Por sua vez, Luís da Câmara Cascudo ressaltava: “Ascenso Ferreira, Ascensão, Ascenso Grandão, voz grossa de sapanta-boiada, chapelão imenso de carro de bois no alto do metro e noventa de estatura, coroando mais de cem quilos bem pesados.”
Transcreve-se a seguir, um dos mais belos poemas criados por Ascenso Ferreira.
História Pátria
Plantando mandioca, plantando feijão,
colhendo café, borracha, cacau,
comendo pamonha, canjica, mingau,
rezando de tarde nossa Ave-Maria,
Negramente...
Caboclamente...
Portuguesamente...
A gente vivia.
De festas no ano só quatro é que havia:
Entrudo e Natal, Quaresma e Sanjoão!
Mas tudo emendava num só carrilhão!
E a gente vadiava, dançava, comia...
Negramente...
Caboclamente...
Portuguesamente...
Todo santo dia!
O Rei, entretanto, não era da terra!
E gente pra Europa mandou-se estudar...
Gentinha idiota que trouxe a mania
de nos transformar
da noite pro dia...
A gente que tão
Negramente...
Caboclamente...
Portuguesamente...
(E foi um dia a nossa civilização tão fácil de criar!)
Passou-se a pensar,
passou-se a cantar,
passou-se a dançar,
passou-se a comer,
passou-se a vestir,
passou-se a viver,
passou-se a sentir,
tal como Paris
pensava,
cantava,
comia,
Sentia...
A gente que tão
Negramente...
Caboclamente...
Portuguesamente...
Vivia!
Em outra poesia, intitulada Filosofia, Ascenso registrava:
Hora de comer – comer!
Hora de dormir – dormir!
Hora de vadiar – vadiar!
Hora de trabalhar?
-Pernas pro ar que ninguém é de ferro!
Uma outra poesia sua que merece ser transcrita é a seguinte:
Minha Escola
A escola que eu freqüentava era cheia de grades como as prisões.
E o meu Mestre, carrancudo como um dicionário;
Complicado como as Matemáticas;
Inacessível como Os Lusíadas de Camões!
À sua porta eu estacava sempre hesitante...

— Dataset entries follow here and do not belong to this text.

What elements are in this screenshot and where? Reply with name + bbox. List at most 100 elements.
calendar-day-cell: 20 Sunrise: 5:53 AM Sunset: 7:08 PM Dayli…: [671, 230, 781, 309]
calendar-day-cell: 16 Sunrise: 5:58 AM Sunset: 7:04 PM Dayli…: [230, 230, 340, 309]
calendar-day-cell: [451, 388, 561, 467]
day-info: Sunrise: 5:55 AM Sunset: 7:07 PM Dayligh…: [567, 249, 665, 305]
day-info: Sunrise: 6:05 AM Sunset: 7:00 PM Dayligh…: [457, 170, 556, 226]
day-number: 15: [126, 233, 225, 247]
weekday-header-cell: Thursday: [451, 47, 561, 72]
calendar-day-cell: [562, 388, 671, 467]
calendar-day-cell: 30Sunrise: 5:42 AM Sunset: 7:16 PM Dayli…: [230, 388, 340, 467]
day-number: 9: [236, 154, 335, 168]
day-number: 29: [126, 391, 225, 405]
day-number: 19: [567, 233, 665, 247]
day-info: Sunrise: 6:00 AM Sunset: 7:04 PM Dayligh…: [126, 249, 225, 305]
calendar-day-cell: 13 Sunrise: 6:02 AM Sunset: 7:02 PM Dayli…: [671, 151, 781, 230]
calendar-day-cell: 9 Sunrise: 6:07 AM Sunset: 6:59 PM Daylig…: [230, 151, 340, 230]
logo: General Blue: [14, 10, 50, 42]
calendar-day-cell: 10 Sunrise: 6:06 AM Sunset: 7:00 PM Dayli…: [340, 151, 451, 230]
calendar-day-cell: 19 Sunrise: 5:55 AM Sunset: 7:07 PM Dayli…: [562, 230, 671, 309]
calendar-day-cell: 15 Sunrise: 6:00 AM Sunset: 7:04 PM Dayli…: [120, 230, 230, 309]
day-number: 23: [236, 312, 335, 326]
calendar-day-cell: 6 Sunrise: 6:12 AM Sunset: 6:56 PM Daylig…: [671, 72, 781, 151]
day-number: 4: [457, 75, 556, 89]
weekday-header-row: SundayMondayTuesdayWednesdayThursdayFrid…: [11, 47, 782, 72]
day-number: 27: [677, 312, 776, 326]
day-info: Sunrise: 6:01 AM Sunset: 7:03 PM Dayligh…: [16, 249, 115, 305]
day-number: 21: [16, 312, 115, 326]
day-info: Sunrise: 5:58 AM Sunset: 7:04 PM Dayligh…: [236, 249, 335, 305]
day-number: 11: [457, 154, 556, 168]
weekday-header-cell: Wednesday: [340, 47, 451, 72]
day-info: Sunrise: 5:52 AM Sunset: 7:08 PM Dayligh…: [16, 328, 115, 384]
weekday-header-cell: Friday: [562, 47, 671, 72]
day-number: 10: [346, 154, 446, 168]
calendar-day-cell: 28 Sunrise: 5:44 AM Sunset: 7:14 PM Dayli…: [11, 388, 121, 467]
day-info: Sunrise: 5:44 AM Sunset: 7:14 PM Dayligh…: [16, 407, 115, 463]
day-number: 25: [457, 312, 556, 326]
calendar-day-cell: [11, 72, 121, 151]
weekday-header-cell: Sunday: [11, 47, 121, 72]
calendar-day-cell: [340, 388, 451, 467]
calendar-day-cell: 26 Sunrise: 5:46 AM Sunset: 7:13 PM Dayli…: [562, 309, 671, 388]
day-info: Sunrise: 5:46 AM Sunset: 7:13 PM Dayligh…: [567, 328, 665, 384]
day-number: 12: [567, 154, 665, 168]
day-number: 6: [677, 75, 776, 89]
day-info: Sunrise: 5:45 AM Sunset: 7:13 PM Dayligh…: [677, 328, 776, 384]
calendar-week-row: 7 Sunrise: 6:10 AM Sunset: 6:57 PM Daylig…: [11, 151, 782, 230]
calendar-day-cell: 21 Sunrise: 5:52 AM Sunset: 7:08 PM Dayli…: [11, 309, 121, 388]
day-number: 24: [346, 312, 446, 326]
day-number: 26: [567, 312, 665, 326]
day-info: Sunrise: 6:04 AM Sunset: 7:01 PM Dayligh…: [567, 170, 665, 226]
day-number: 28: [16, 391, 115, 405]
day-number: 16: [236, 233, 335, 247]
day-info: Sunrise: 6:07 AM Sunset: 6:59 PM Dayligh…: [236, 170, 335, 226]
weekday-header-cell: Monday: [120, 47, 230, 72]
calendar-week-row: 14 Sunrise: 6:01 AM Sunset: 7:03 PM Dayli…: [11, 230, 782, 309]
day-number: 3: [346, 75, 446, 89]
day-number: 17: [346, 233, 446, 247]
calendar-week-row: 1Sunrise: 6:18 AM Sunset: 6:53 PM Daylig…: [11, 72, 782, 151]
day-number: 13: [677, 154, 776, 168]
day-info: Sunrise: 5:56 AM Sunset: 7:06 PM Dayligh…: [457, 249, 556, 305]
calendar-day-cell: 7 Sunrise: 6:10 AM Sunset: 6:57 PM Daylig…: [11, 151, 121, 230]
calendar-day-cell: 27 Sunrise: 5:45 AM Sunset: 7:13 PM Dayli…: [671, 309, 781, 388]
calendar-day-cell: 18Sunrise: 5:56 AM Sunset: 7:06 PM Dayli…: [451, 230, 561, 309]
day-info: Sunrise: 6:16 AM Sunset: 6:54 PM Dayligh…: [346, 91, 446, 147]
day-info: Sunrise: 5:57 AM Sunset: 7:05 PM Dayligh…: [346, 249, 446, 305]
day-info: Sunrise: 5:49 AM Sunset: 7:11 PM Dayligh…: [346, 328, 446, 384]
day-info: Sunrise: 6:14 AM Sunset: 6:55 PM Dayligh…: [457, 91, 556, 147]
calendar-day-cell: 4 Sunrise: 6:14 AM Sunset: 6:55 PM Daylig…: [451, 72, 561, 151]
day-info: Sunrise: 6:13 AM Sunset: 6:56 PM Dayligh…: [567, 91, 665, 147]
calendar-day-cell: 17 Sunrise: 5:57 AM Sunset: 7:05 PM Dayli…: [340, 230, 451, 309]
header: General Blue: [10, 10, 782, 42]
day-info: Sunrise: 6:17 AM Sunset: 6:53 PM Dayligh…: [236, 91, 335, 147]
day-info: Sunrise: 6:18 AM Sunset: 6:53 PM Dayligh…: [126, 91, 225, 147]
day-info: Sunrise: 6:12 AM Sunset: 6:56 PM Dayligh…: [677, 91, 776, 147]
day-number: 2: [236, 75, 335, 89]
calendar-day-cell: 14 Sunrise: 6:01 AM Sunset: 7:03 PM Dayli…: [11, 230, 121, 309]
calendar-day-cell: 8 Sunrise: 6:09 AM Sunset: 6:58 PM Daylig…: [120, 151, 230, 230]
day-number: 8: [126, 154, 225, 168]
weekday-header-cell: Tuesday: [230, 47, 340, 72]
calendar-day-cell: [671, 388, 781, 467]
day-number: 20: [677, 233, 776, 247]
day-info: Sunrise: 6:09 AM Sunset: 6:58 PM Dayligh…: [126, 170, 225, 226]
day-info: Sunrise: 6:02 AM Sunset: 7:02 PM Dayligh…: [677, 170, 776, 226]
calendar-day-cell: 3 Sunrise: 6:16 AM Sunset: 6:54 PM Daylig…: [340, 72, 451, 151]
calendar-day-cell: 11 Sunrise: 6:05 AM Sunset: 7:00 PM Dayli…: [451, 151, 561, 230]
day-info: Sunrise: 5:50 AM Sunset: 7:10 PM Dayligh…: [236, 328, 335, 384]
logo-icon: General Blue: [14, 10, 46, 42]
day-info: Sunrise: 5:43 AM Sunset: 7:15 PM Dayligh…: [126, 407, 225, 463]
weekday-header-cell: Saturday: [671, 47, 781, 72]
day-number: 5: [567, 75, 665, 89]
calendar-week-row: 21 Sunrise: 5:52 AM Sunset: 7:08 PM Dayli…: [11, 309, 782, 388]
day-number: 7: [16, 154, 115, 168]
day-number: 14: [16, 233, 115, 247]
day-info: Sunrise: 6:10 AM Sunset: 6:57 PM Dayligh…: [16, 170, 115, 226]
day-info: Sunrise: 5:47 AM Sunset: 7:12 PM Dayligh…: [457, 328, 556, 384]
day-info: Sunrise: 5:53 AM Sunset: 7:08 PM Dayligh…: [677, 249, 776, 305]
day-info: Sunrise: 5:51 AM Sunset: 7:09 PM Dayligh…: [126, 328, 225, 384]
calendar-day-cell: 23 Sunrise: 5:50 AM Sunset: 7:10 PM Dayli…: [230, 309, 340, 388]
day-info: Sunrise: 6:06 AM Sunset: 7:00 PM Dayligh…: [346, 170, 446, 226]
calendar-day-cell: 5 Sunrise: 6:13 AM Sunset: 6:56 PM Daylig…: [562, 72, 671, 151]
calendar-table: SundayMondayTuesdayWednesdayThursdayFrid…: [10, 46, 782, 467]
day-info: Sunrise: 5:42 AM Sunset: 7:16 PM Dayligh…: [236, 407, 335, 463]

De um lado a vida... – A minha adorável vida de criança:
Pinhões... Papagaios... Carreiras ao sol...
Vôos de trapézio à sombra da mangueira!
Saltos da ingazeira pra dentro do rio...
Jogos de castanhas...
- O meu engenho de barro de fazer mel!
Do outro lado, aquela tortura:
"As armas e os barões assinalados!"
- Quantas orações?
- Qual é o maior rio da China?
- A 2 + 2 A B = quanto?
- Que é curvilíneo, convexo?
- Menino, venha dar sua lição de retórica!
- "Eu começo, atenienses, invocando
a proteção dos deuses do Olimpo
para os destinos da Grécia!"
- Muito bem! Isto é do grande Demóstenes!
- Agora, a de francês:
- "Quand le christianisme avait apparu sur la terre..."
- Basta.
- Hoje temos sabatina...
- O argumento é a bolo!
- Qual é a distância da Terra ao Sol?
- ? !!
- Não sabe? Passe a mão à palmatória!
- Bem, amanhã quero isso de cor...
Felizmente, à boca da noite,
Eu tinha uma velha que me contava histórias...

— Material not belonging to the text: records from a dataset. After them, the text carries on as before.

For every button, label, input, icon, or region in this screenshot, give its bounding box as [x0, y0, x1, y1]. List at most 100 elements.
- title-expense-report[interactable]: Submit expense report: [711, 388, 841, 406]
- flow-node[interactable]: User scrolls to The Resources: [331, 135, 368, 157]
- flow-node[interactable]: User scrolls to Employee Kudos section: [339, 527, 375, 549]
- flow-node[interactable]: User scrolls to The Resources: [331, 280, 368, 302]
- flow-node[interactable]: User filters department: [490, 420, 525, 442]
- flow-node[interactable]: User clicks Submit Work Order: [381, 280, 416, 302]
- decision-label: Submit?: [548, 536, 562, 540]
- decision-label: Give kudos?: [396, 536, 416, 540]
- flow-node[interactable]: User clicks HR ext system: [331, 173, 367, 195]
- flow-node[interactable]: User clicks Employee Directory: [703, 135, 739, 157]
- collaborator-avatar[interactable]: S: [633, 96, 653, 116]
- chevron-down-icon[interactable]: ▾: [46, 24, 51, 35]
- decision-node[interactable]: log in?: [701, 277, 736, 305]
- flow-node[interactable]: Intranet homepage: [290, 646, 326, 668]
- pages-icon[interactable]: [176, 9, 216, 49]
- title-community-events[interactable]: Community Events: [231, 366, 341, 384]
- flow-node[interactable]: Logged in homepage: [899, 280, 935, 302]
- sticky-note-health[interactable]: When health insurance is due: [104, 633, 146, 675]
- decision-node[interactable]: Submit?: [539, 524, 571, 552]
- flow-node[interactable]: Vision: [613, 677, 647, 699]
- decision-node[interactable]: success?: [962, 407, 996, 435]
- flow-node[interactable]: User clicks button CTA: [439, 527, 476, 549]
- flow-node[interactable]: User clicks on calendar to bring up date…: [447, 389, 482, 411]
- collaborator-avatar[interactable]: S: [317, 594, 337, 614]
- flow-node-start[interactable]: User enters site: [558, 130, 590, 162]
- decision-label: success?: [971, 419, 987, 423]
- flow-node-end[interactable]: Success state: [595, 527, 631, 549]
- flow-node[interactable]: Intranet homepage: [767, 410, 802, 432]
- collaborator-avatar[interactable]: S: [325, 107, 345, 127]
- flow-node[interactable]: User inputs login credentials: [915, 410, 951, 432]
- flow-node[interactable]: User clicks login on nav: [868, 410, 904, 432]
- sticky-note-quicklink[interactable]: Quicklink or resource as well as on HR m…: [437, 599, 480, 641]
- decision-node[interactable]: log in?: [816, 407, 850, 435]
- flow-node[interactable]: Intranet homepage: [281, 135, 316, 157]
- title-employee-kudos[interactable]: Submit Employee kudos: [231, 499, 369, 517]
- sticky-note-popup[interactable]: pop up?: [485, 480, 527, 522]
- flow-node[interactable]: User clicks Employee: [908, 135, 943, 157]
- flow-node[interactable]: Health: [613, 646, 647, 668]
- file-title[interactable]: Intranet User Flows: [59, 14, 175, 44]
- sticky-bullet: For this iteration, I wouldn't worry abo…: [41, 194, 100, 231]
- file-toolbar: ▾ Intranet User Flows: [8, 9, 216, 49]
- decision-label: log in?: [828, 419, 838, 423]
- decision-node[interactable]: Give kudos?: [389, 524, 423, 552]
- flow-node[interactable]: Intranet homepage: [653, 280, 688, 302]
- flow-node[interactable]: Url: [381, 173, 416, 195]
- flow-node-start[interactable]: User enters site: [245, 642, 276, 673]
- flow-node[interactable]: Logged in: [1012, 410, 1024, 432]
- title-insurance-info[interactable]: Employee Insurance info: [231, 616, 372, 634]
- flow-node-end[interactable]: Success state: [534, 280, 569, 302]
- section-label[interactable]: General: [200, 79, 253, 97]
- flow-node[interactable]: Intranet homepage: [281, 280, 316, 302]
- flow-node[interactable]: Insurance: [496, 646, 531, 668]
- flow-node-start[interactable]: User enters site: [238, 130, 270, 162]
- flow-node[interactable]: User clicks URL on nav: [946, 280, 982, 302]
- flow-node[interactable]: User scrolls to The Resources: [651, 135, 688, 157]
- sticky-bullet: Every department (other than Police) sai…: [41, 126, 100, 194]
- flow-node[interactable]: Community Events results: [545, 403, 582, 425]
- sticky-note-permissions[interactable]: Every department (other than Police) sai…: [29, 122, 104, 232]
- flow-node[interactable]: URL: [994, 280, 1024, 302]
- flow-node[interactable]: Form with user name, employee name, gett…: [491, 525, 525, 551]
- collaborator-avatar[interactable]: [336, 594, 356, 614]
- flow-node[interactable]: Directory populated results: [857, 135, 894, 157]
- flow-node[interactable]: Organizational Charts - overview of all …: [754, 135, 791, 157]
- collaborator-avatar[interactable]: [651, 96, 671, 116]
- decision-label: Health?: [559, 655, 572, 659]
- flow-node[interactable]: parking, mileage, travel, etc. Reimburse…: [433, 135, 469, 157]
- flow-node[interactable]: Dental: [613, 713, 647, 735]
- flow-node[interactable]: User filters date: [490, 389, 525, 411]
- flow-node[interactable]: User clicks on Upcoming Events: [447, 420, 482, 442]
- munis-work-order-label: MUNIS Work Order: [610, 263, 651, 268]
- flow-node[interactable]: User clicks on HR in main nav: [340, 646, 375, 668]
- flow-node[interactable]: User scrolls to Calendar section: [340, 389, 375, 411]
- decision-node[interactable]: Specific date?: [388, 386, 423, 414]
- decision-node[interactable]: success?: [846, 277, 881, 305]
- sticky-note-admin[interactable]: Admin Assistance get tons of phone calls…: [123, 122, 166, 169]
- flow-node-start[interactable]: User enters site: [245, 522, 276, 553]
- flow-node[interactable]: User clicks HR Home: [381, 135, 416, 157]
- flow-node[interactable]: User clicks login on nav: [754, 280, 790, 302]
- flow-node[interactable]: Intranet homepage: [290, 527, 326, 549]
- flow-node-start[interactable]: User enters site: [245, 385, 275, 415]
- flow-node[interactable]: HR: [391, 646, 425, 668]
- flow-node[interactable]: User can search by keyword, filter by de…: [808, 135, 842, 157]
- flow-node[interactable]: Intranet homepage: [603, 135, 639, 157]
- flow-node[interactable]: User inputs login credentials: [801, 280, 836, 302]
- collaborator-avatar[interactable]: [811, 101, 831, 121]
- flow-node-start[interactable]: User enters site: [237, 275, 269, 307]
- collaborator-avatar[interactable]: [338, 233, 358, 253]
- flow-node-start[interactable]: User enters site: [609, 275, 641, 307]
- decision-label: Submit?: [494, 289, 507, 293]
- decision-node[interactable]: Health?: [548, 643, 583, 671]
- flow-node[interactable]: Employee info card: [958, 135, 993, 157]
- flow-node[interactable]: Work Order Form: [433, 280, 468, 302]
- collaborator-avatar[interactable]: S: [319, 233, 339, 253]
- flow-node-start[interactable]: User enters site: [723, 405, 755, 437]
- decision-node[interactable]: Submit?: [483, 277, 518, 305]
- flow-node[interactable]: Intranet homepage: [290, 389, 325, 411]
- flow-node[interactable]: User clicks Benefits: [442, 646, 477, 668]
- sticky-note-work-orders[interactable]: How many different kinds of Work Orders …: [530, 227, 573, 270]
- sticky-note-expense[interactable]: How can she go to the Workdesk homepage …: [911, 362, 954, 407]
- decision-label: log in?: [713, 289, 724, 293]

Lindas histórias do reino da Mãe-d’Água...
E me ensinava a tomar a benção à lua nova.
No dia 5 de maio de 1965, poucos dias antes de completar 70 anos de idade, Ascenso Carneiro Gonçalves Ferreira, o magnífico poeta dos engenhos, das casas-grandes, da cana-de-açúcar, dos vaqueiros, dos cangaceiros, do bumba-meu-boi, do carnaval, dos cegos violeiros, falecia no Hospital Centenário, no Recife.
Para homenageá-lo, a Prefeitura da Cidade mandou colocar seu busto na rua do Apolo, no bairro do Recife, local onde o poeta gostava muito de perambular. E, no pedestal do busto, mais um de seus belos versos foi gravado:
Sozinho, de noite,
nas ruas desertas
do velho Recife, que atrás do arruado
deserto ficou,
criança , de novo,
eu sinto que sou.
Fontes:
Fundação Joaquim Nabuco. http://www.fundaj.gov.br/
Na rua dos Tocos, em Palmares, Pernambuco, na madrugada do dia 9 de maio de 1895, nascia um futuro grande poeta. Seu pai era o comerciante Antônio Carneiro Torres e sua mãe a professora Maria Luísa Gonçalves Ferreira, cujo apelido era Dona Marocas.

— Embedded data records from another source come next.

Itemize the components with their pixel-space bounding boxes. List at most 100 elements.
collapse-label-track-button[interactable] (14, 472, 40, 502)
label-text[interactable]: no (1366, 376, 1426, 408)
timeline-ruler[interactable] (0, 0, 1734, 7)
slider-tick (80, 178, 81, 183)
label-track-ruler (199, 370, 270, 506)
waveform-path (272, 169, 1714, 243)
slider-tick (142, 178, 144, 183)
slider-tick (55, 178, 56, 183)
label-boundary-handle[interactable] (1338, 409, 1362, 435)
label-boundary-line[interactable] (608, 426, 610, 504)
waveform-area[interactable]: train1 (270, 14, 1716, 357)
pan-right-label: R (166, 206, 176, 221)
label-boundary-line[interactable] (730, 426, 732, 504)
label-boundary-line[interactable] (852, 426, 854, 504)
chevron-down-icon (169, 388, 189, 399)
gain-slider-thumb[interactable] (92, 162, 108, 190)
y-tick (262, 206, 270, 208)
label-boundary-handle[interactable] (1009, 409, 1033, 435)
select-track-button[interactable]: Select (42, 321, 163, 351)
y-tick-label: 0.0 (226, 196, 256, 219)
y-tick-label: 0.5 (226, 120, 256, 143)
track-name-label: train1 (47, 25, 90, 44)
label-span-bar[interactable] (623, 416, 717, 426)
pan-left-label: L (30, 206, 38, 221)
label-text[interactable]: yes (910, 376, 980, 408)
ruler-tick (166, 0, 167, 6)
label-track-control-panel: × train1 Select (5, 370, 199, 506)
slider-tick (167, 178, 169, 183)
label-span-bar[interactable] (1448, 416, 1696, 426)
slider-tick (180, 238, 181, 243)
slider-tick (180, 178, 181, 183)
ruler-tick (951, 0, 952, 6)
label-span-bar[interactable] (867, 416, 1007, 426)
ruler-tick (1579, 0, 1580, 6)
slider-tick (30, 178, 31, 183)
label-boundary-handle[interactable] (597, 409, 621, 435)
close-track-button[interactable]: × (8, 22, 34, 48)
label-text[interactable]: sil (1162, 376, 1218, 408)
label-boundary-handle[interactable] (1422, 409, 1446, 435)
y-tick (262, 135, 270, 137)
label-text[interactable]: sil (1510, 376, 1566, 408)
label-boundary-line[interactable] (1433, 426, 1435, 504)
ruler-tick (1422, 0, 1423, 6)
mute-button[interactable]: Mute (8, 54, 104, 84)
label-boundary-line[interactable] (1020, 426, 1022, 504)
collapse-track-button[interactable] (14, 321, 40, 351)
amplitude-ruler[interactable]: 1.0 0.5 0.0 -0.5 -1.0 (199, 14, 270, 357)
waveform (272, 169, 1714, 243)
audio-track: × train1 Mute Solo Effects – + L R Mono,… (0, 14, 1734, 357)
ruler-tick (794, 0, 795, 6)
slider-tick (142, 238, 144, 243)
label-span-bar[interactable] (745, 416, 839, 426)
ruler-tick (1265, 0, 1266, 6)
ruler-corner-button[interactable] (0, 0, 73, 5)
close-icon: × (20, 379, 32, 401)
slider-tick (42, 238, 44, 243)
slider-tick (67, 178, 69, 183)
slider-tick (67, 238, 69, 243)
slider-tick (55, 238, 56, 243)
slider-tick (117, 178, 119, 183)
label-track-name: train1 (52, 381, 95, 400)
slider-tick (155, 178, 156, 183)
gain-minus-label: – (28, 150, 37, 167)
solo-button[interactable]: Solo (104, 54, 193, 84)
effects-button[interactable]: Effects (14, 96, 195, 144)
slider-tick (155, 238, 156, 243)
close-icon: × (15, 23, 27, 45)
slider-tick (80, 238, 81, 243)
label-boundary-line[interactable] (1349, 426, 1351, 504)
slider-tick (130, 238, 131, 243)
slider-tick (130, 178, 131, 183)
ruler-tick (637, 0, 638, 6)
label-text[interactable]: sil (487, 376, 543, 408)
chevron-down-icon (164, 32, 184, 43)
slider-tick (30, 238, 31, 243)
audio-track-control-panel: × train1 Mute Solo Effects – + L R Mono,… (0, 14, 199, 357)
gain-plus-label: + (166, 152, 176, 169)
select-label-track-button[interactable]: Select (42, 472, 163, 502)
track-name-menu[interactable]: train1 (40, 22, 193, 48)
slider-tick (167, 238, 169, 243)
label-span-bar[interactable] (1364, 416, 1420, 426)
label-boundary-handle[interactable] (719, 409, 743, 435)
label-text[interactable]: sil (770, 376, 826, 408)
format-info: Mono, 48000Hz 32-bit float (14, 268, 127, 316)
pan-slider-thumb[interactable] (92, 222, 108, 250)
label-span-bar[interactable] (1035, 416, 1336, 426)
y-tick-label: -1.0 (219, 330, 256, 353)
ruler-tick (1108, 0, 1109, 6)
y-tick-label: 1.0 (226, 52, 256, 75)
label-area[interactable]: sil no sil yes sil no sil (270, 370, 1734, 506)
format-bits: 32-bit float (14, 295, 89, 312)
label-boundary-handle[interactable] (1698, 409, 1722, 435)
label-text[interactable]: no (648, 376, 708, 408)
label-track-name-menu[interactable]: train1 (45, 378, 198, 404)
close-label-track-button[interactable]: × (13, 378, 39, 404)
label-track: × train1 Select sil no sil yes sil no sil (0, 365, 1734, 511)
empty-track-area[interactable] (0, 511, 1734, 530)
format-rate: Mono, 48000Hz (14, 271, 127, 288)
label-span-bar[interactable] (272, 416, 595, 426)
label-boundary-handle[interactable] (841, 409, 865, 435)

Em 1917, aquele menino, que fora registrado como Aníbal Torres, decidia mudar o seu nome para Ascenso Carneiro Gonçalves Ferreira. E, no futuro, ficava conhecido, apenas, como Ascenso Ferreira.
Ascenso passou toda a sua infância em Palmares. Aprendera a ler e a escrever graças aos esforços de Dona Marocas, uma dedicada professora de escola pública, porque aos 6 anos de idade ficara órfão de pai.
Aos 13 anos, devido à carência de recursos materiais, aquele jovem tinha que trabalhar 10 horas por dia: havia se empregado como balconista na loja A Fronteira, de propriedade de Joaquim Ribeiro, seu padrinho de batismo. Aprenderia muito na vida vendendo meias quartas de carne seca, bicadas de aguardente, cuias de farinha e meias garrafas de querosene.
Portanto, foi através do povo que ele adquiria conhecimentos sobre as mulas-sem-cabeças, os lobisomes e demais personagens do folclore do Nordeste do Brasil. Ainda adolescente, Ascenso já publicava as primeiras poesias, onde ressaltava os elementos típicos regionais: a cana-de-açúcar, o carro de boi, os folguedos, as lendas, em suma, a cultura popular. Tornava-se conhecido, então, como "o filho da professora metido a poeta".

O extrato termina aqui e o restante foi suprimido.